I managed to lose a Tubus rack stay through the floor some time ago (rolled under the skirting board, and instead of a minor bit of ragged edge in the flooring and then solid subfloor, there was a hole. I'm still moderately appalled about that hole). So I ordered a replacement via MBS Tandems, who are the local-for-at-least-Ontario values of local Tubus dealer, and can make good on Tubus' policy of making every single part for every rack they sell individually available.
So I thought I should try to cycle up there when the part came in; it was supposed to be the Saturday after the Niagara trip, so it would be a good "keep going at least moderate distances" ride.  Then the Niagara trip didn't happen due to getting hit by a car, and then I didn't get on the bike again for two weeks due to lead times for rim replacement, wheel building, the inescapable interference of work, and necessary maintenance.  ("What is with this nigh-subliminal new-front-wheel wobble? not fender scrub, not the brakes, it's square in the dropouts, not... *ping* goes the front skewer when I elect to see if a bit of tightening will help.  Entirely the sort of thing that is infinitely better to discover on a repair stand than when riding, and I was highly reassured because when I rode the Experiment with rebuilt front wheel back from the LBS something hadn't sounded quite right, and now I had found it.  But there's a certain inescapable delay if one does not stock skewers in the parts kit, which I had not been.  I'm pretty sure the car was the last straw for the skewer; there was a little bit of kink and it didn't go where the nut was.  The SON28 hub continues working without complaint, so I am now officially impressed by their toughness and durability.)

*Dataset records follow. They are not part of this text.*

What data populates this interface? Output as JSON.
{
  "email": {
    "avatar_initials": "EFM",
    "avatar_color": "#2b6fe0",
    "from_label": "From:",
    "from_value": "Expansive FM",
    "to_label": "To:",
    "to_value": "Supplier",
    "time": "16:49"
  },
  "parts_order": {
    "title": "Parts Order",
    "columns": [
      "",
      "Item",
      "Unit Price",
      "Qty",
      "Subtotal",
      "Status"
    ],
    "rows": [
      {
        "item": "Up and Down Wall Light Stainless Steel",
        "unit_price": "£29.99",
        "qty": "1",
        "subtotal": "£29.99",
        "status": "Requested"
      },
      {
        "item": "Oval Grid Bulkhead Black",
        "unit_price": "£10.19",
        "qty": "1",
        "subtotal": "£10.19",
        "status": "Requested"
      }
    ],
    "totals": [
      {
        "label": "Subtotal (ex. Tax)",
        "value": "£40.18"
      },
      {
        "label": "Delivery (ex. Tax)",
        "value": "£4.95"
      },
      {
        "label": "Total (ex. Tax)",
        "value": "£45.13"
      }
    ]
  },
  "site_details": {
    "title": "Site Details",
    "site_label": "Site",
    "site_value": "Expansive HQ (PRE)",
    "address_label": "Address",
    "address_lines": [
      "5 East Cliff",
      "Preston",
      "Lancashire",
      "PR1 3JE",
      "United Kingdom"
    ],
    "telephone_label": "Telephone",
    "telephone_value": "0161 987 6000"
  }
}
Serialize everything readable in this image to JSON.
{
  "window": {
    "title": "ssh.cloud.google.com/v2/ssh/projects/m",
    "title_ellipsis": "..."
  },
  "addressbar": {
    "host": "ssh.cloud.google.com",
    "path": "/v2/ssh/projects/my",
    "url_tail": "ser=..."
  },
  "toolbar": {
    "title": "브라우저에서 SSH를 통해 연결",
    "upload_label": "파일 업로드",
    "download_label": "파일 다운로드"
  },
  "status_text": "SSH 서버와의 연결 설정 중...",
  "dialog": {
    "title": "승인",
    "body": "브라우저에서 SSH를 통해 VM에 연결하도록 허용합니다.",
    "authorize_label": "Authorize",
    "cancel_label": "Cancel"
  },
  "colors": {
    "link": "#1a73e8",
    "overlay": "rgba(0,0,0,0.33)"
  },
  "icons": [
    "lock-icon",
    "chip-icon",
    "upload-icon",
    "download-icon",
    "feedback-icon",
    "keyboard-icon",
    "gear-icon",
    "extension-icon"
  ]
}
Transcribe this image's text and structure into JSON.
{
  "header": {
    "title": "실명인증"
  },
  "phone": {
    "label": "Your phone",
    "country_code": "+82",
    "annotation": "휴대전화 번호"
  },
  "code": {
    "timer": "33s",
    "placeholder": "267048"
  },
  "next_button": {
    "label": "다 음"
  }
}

Google said it was about 75km; I thought I about it and figured, that will hurt a bit, but I can do that, and Zingerella was willing to come along, so if I did wind up lying in a ditch somewhere in a state of collapse, there would be someone available to call 911.


Only it turned out to be about not quite 98 km due to routing issues (a combination of "never been there before", "Waterfront Trail signage requires arcane knowledge", and "bicycle relevant traffic stats are hard to come by; perhaps we should go another way, here?").  On what was, I must acknowledge, a really nice day; sunny, usefully (meaning "cooling" and "not actually a headwind") breezy, and relatively low traffic.  (Turns out I drink water at 60ml/km on a nice sunny day, something to keep in mind for the future.)

The Experiment leaning on a tree in Suncor Park, where I elected to stop for a bit and see if lying on the nice cool shady grass would induce my left leg to stop cramping.  (It eventually mostly did, though coming back happened at a much slower rate of advance that going to had done.)

It wasn't Niagara; the time/speed graph looks like seismograph output, courtesy of numerous stop signs, stop lights, and etc.  But it does reassure me that 100km days are doable, and as new-front-wheel tests go, it seems reasonably definitive.

I may need an under-helmet cap of some kind to keep the sun off; my scalp is feeling just a bit scorched this morning.  And the Specialized gloves aren't as sunblocky as I should best prefer, either, but everything else seems to work just fine.  (Though I am going to have to find a way to make something that's quick-energy food (the lead time on the pickup from the mixed nuts seems to be about an hour, which presents timing challenges) and remember to take some, next time I go for that kind of length.)  Zingerella (who has a touring weekend coming up well before I do) managed 16 additional km, what with starting rather distant from my domicile, and both she and the TPB held up better than I did.

15 June 2011

Live View

The zebra enclosure is such that taking pictures through the fence is kinda challenging; the traditional solution is to  hold the camera over the fence and use live view focusing on the rear LCD.  I am pleased to report that the K5 (unlike the K20D) seems to manage this pretty well.  Have to try attaching it to a telescope next.

And yes, it really is that green; lots of rain and several warm weeks have encouraged the vegetable kingdom.